For Alison and I this year has seen a major change. Most of you are aware that Alison is spending most of her time in Leighton Buzzard where, looking to the future, we have bought a house. This is the town in which Alison spent her teenage years; this is the place where her mother still lives. I have grown very familiar with the roads between here and there! The house now has heat and light and floorboards where they should be. For much of the year that was not the case. As the house started to come back together we realised that when the work was done the house would not actually look very different; the new pipes, the new wires, would all be hid from sight. It prompted me to think about how God brings about
change in us: sometimes the most deep seated changes are not visible – until you try something new and realise you can now act in ways you would not have thought possible.
There is other work to do in the house that will bring about more visible change; yet unless the infrastructure had been fixed further work would be worthless. Our insides, heart and mind and soul, need renewing through the work of God’s spirit before it can show on the
outside. For me this means that whatever we do must start with prayer. That message will be a common theme through 2017.
Are you prepared to pray for change in yourself as well as change in the world?
“A pessimist sees the difficulty in every opportunity; an optimist sees the opportunity in every difficulty.” ―Winston S. Churchill
I am delighted, although not without some feelings of trepidation, with the opportunity to take the Nativity Story around the streets of Abbeymead and Abbeydale in two evenings early in December.
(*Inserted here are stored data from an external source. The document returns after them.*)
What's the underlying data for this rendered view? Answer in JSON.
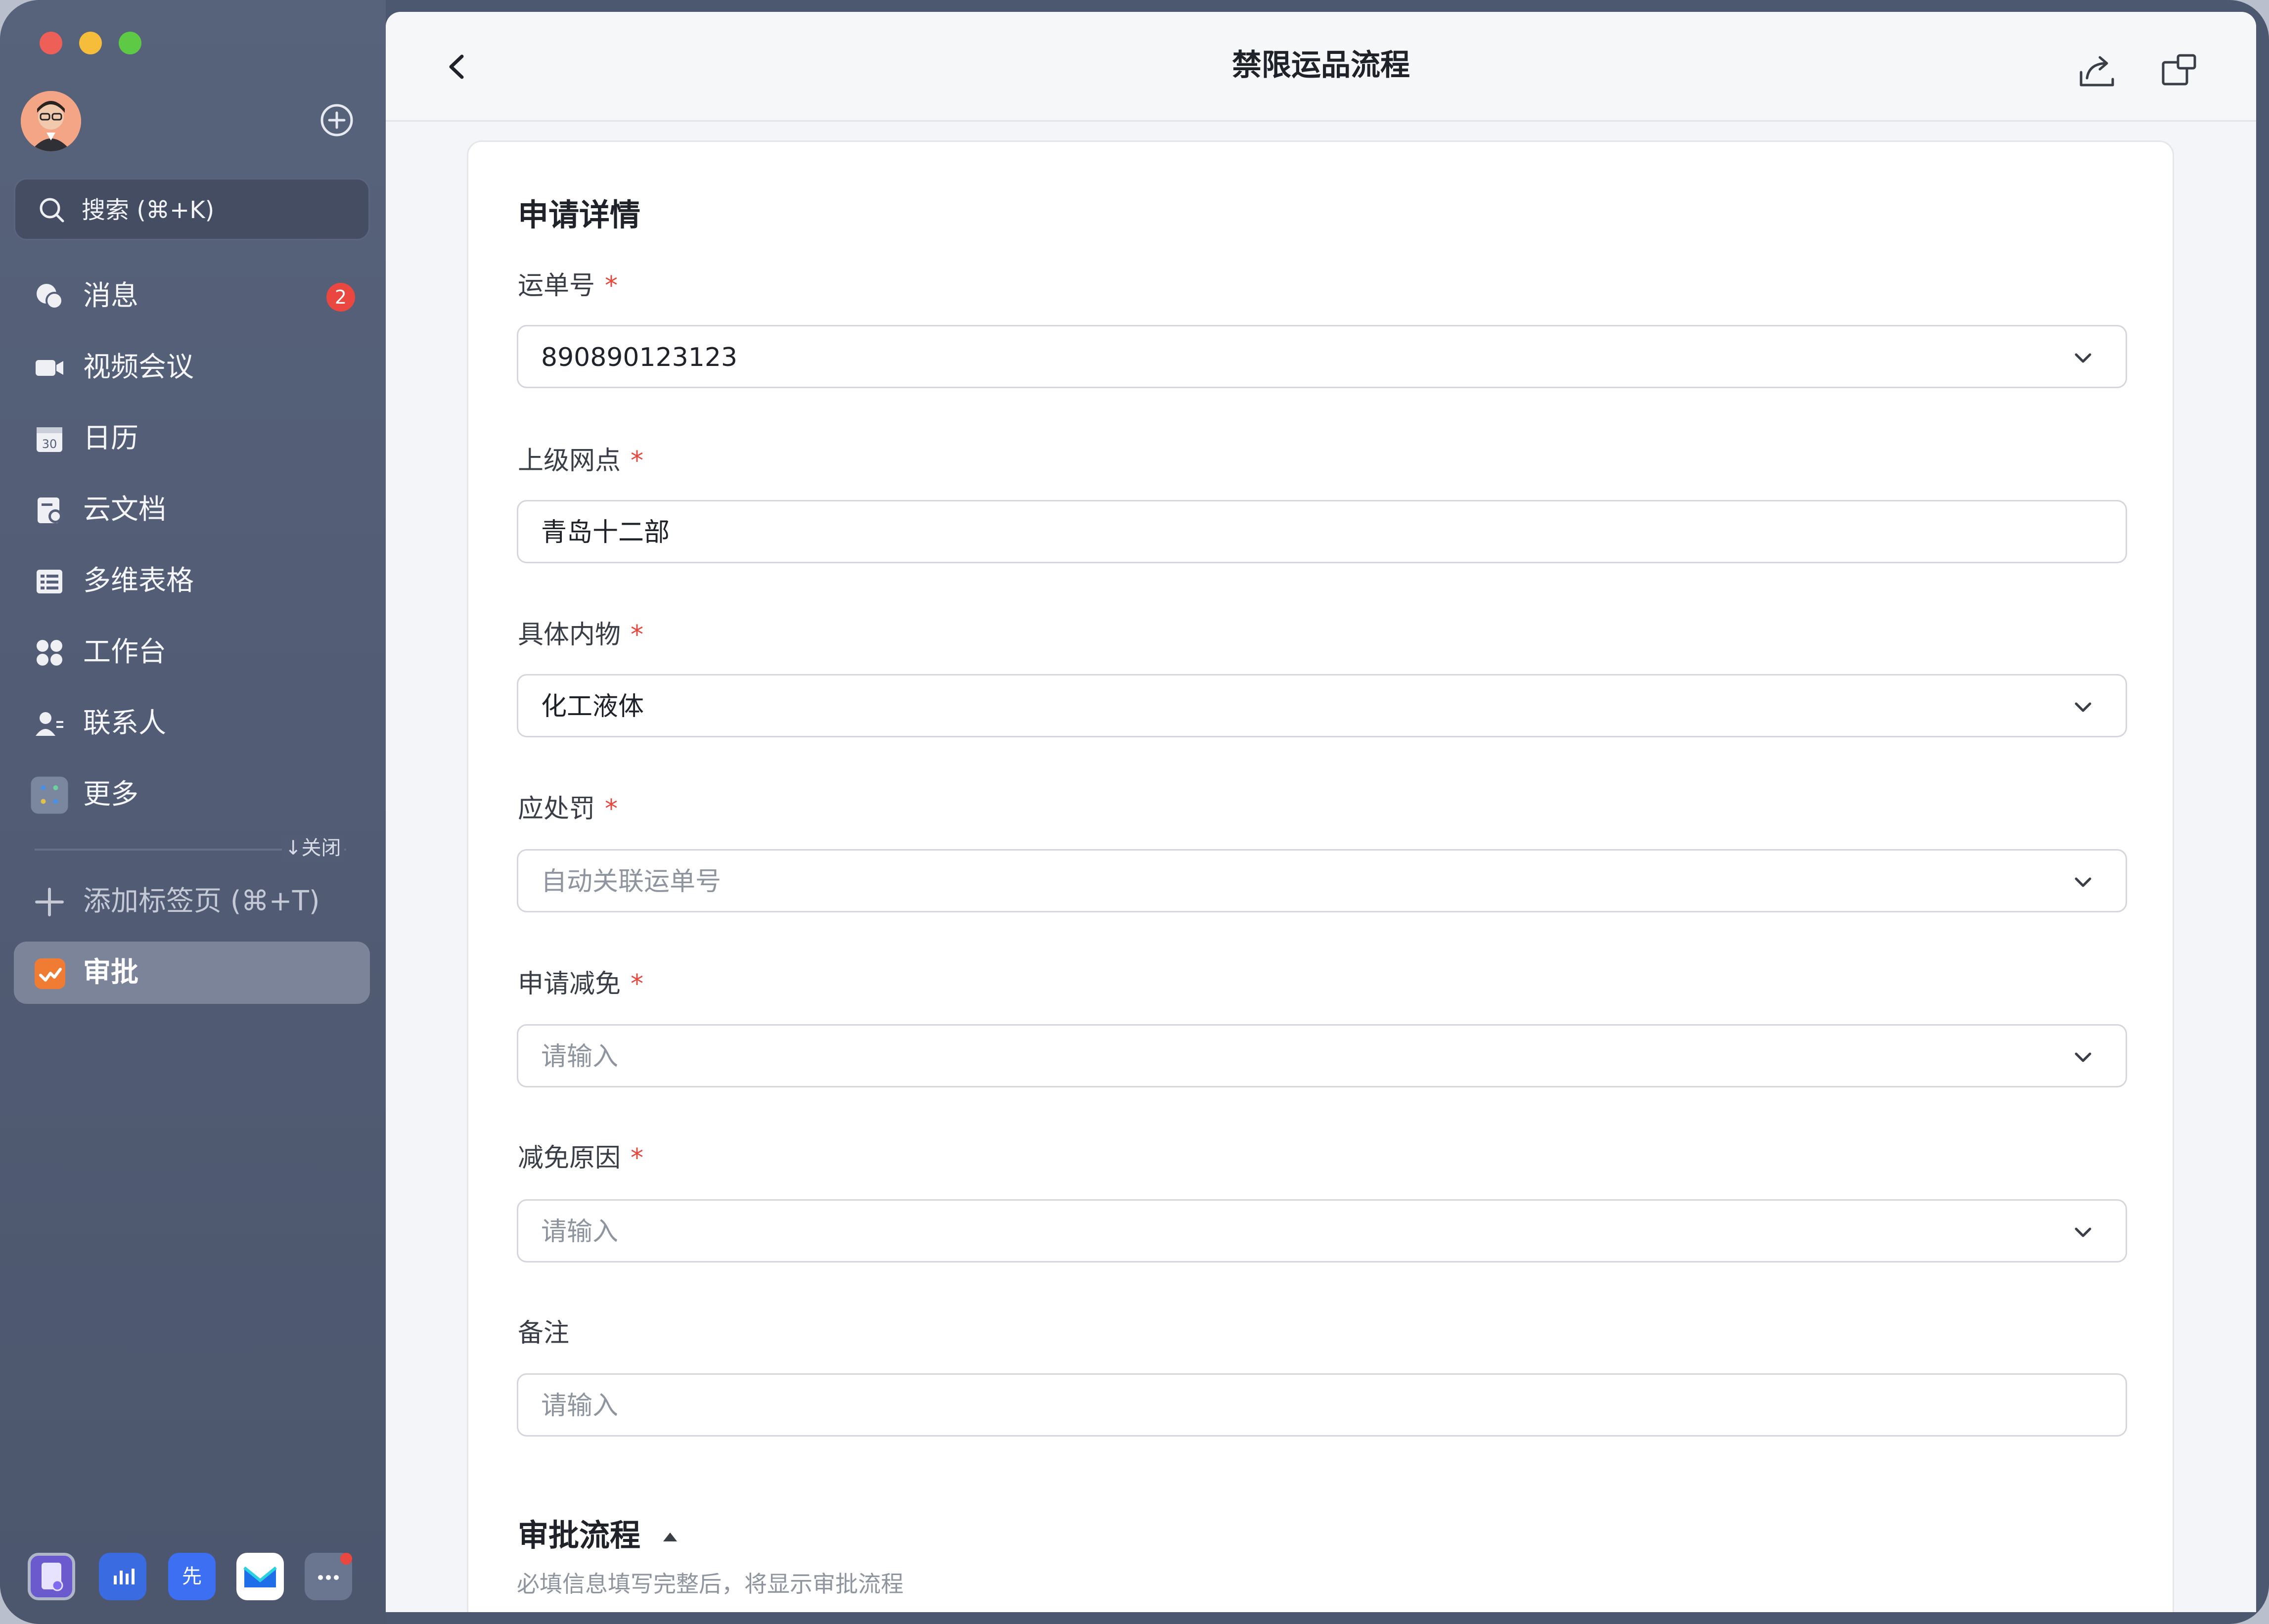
{
  "sidebar": {
    "search_label": "搜索 (⌘+K)",
    "items": [
      {
        "label": "消息",
        "icon": "chat-bubble-icon",
        "badge": "2"
      },
      {
        "label": "视频会议",
        "icon": "video-camera-icon"
      },
      {
        "label": "日历",
        "icon": "calendar-icon"
      },
      {
        "label": "云文档",
        "icon": "cloud-document-icon"
      },
      {
        "label": "多维表格",
        "icon": "table-icon"
      },
      {
        "label": "工作台",
        "icon": "grid-apps-icon"
      },
      {
        "label": "联系人",
        "icon": "contacts-icon"
      },
      {
        "label": "更多",
        "icon": "more-apps-icon"
      }
    ],
    "close_label": "↓关闭",
    "add_tab_label": "添加标签页 (⌘+T)",
    "active_item_label": "审批",
    "dock_icons": [
      "notes-app-icon",
      "chart-app-icon",
      "xian-app-icon",
      "mail-app-icon",
      "more-dots-icon"
    ],
    "dock_xian_text": "先"
  },
  "header": {
    "title": "禁限运品流程"
  },
  "form": {
    "section_title": "申请详情",
    "fields": [
      {
        "label": "运单号",
        "required": true,
        "value": "890890123123",
        "placeholder": "",
        "type": "select"
      },
      {
        "label": "上级网点",
        "required": true,
        "value": "青岛十二部",
        "placeholder": "",
        "type": "input"
      },
      {
        "label": "具体内物",
        "required": true,
        "value": "化工液体",
        "placeholder": "",
        "type": "select"
      },
      {
        "label": "应处罚",
        "required": true,
        "value": "",
        "placeholder": "自动关联运单号",
        "type": "select"
      },
      {
        "label": "申请减免",
        "required": true,
        "value": "",
        "placeholder": "请输入",
        "type": "select"
      },
      {
        "label": "减免原因",
        "required": true,
        "value": "",
        "placeholder": "请输入",
        "type": "select"
      },
      {
        "label": "备注",
        "required": false,
        "value": "",
        "placeholder": "请输入",
        "type": "input"
      }
    ],
    "required_mark": "*",
    "flow_title": "审批流程",
    "flow_hint": "必填信息填写完整后，将显示审批流程"
  },
  "colors": {
    "sidebar_bg": "#525c74",
    "accent_orange": "#f07b32",
    "badge_red": "#e9473f",
    "required_red": "#e8473e"
  }
}
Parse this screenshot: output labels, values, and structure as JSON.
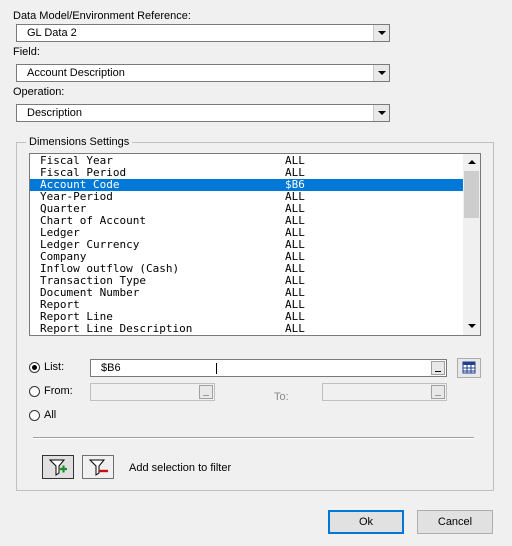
{
  "model": {
    "label": "Data Model/Environment Reference:",
    "value": "GL Data 2"
  },
  "field": {
    "label": "Field:",
    "value": "Account Description"
  },
  "operation": {
    "label": "Operation:",
    "value": "Description"
  },
  "dimensions": {
    "title": "Dimensions Settings",
    "rows": [
      {
        "name": "Fiscal Year",
        "value": "ALL"
      },
      {
        "name": "Fiscal Period",
        "value": "ALL"
      },
      {
        "name": "Account Code",
        "value": "$B6"
      },
      {
        "name": "Year-Period",
        "value": "ALL"
      },
      {
        "name": "Quarter",
        "value": "ALL"
      },
      {
        "name": "Chart of Account",
        "value": "ALL"
      },
      {
        "name": "Ledger",
        "value": "ALL"
      },
      {
        "name": "Ledger Currency",
        "value": "ALL"
      },
      {
        "name": "Company",
        "value": "ALL"
      },
      {
        "name": "Inflow outflow (Cash)",
        "value": "ALL"
      },
      {
        "name": "Transaction Type",
        "value": "ALL"
      },
      {
        "name": "Document Number",
        "value": "ALL"
      },
      {
        "name": "Report",
        "value": "ALL"
      },
      {
        "name": "Report Line",
        "value": "ALL"
      },
      {
        "name": "Report Line Description",
        "value": "ALL"
      }
    ],
    "selected_index": 2
  },
  "selection": {
    "list_label": "List:",
    "list_value": "$B6",
    "from_label": "From:",
    "from_value": "",
    "to_label": "To:",
    "to_value": "",
    "all_label": "All",
    "mode": "list"
  },
  "filter": {
    "add_label": "Add selection to filter",
    "add_icon": "filter-add-icon",
    "remove_icon": "filter-remove-icon"
  },
  "buttons": {
    "ok": "Ok",
    "cancel": "Cancel"
  },
  "colors": {
    "selection": "#0078d7",
    "background": "#f0f0f0"
  }
}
Several conversations have made it clear that some folk who have said they will help are moving out of their comfort zone. We often label “easy” those things we know we can do and those we think beyond us as “difficult”. Remember, your “easy” may be someone
else’s difficult and vice versa: we need each other. Moving beyond our comfort zones may not be easy, it is the way growth happens. One last thing: looking back at columns from
past years reminds me of something else: it is probably about time to get the photo updated!
May you have a blessed and peaceful Christmas.